Served in a beer tulip the dark brown/mahogany pour produced little head that diminished instantly to a rim of foam around the edge of the glass. No lacing evident. The pungent and complex aroma is offering heavy alcoholic overtones with a real warming hint of whiskey and oak. The 10 (yes 10!!) different malts make sure rich notes of brown sugar, treacle, toffee, dark fruits, raisin and a very subtle hint of vanilla underlines the complexity in this aroma. Very nice. Quite an astringent mouth feel with mild carbonation. Full body. The booze sting (8.5% ABV) does play a relatively large role in this beer with the palate initially serving up warming hints of booze, scotch and raisin. A slightly dry and hoppy mid delivers a sharp, bitter finish with hints of very soft smoke and bread. Definitely a quaffable drop, would not recommend for a session though. Founders have definitely hit the spot though. Good beer.
“Skull Splitter is our strongest ale: which is named after Thorfinn Einarsson who was the 7th Viking Earl of Orkney. Sophisticated, satiny smooth with a deceptively light character, it is a tribute to our colourful forbear”.

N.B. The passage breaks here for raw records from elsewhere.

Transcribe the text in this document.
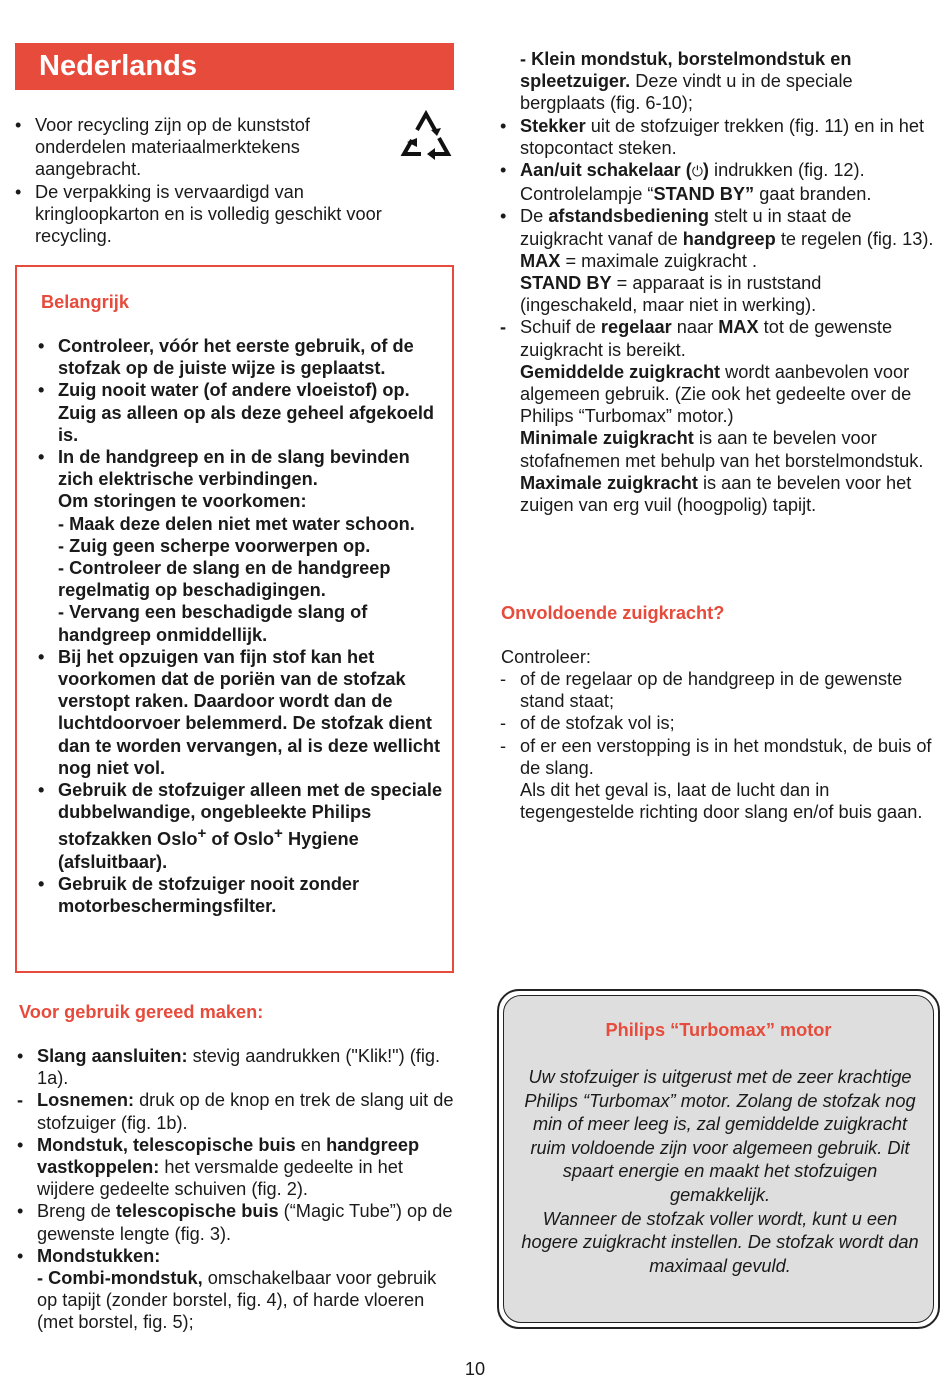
Nederlands
• Voor recycling zijn op de kunststof onderdelen materiaalmerktekens aangebracht.
• De verpakking is vervaardigd van kringloopkarton en is volledig geschikt voor recycling.
Belangrijk
• Controleer, vóór het eerste gebruik, of de stofzak op de juiste wijze is geplaatst.
• Zuig nooit water (of andere vloeistof) op. Zuig as alleen op als deze geheel afgekoeld is.
• In de handgreep en in de slang bevinden zich elektrische verbindingen.
Om storingen te voorkomen:
- Maak deze delen niet met water schoon.
- Zuig geen scherpe voorwerpen op.
- Controleer de slang en de handgreep regelmatig op beschadigingen.
- Vervang een beschadigde slang of handgreep onmiddellijk.
• Bij het opzuigen van fijn stof kan het voorkomen dat de poriën van de stofzak verstopt raken. Daardoor wordt dan de luchtdoorvoer belemmerd. De stofzak dient dan te worden vervangen, al is deze wellicht nog niet vol.
• Gebruik de stofzuiger alleen met de speciale dubbelwandige, ongebleekte Philips stofzakken Oslo+ of Oslo+ Hygiene (afsluitbaar).
• Gebruik de stofzuiger nooit zonder motorbeschermingsfilter.
Voor gebruik gereed maken:
• Slang aansluiten: stevig aandrukken ("Klik!") (fig. 1a).
- Losnemen: druk op de knop en trek de slang uit de stofzuiger (fig. 1b).
• Mondstuk, telescopische buis en handgreep vastkoppelen: het versmalde gedeelte in het wijdere gedeelte schuiven (fig. 2).
• Breng de telescopische buis (“Magic Tube”) op de gewenste lengte (fig. 3).
• Mondstukken:
- Combi-mondstuk, omschakelbaar voor gebruik op tapijt (zonder borstel, fig. 4), of harde vloeren (met borstel, fig. 5);
- Klein mondstuk, borstelmondstuk en spleetzuiger. Deze vindt u in de speciale bergplaats (fig. 6-10);
• Stekker uit de stofzuiger trekken (fig. 11) en in het stopcontact steken.
• Aan/uit schakelaar (⏻) indrukken (fig. 12).
Controlelampje “STAND BY” gaat branden.
• De afstandsbediening stelt u in staat de zuigkracht vanaf de handgreep te regelen (fig. 13).
MAX = maximale zuigkracht .
STAND BY = apparaat is in ruststand (ingeschakeld, maar niet in werking).
- Schuif de regelaar naar MAX tot de gewenste zuigkracht is bereikt.
Gemiddelde zuigkracht wordt aanbevolen voor algemeen gebruik. (Zie ook het gedeelte over de Philips “Turbomax” motor.)
Minimale zuigkracht is aan te bevelen voor stofafnemen met behulp van het borstelmondstuk.
Maximale zuigkracht is aan te bevelen voor het zuigen van erg vuil (hoogpolig) tapijt.
Onvoldoende zuigkracht?
Controleer:
- of de regelaar op de handgreep in de gewenste stand staat;
- of de stofzak vol is;
- of er een verstopping is in het mondstuk, de buis of de slang.
Als dit het geval is, laat de lucht dan in tegengestelde richting door slang en/of buis gaan.
Philips “Turbomax” motor
Uw stofzuiger is uitgerust met de zeer krachtige Philips “Turbomax” motor. Zolang de stofzak nog min of meer leeg is, zal gemiddelde zuigkracht ruim voldoende zijn voor algemeen gebruik. Dit spaart energie en maakt het stofzuigen gemakkelijk.
Wanneer de stofzak voller wordt, kunt u een hogere zuigkracht instellen. De stofzak wordt dan maximaal gevuld.
10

It’s quite funny actually, when you see a beer inspired by a big, hefty and rough Viking you wouldn’t expect the beer description to be sophisticated, satiny smooth and deceptively light. Credit, though, to the brewers as we have tried this beer a few times before and for it to weigh in at 8.5% ABV and still drink like a 5% beer is commendable.
We digress, so we served this in to an English pint. The chestnut brown pour knocks up a beige coloured head which swells to about a finger in height before recoiling to a fine layer over the top, leaving some wet and streaky lacing behind it. Moving on to the nose, where we initially pick up rich wafts of earthy malts, toast, fig, prunes and alcohol. A few vigorous twirls of the glass reveal undertones of licorice, islay whiskey and a well layered scent of spice. Nice depth with a subtle complexity. In the mouth it’s super smooth with a light weight on the tongue. Barely any grip as it slides down with ease. The body is moderate and the carbonation is low. Maybe just a slight tingle from the alcohol, but essentially it’s very well disguised. We honestly can’t get over how smooth this is for its strength. The first few sips yields rich malts and dark stone fruits with a pleasant warmth from the booze. This trio carries forward but as the warmth from the alcohol subsides chewy notes of caramel and toffee are developed which lead on to a toasty finish with decent legs. Just as we remember it, a highly enjoyable quaffer that drinks like a smooth English ale. There’s a lot to like about this brew, may be even better with a bow full of haggis! Aiy laddy.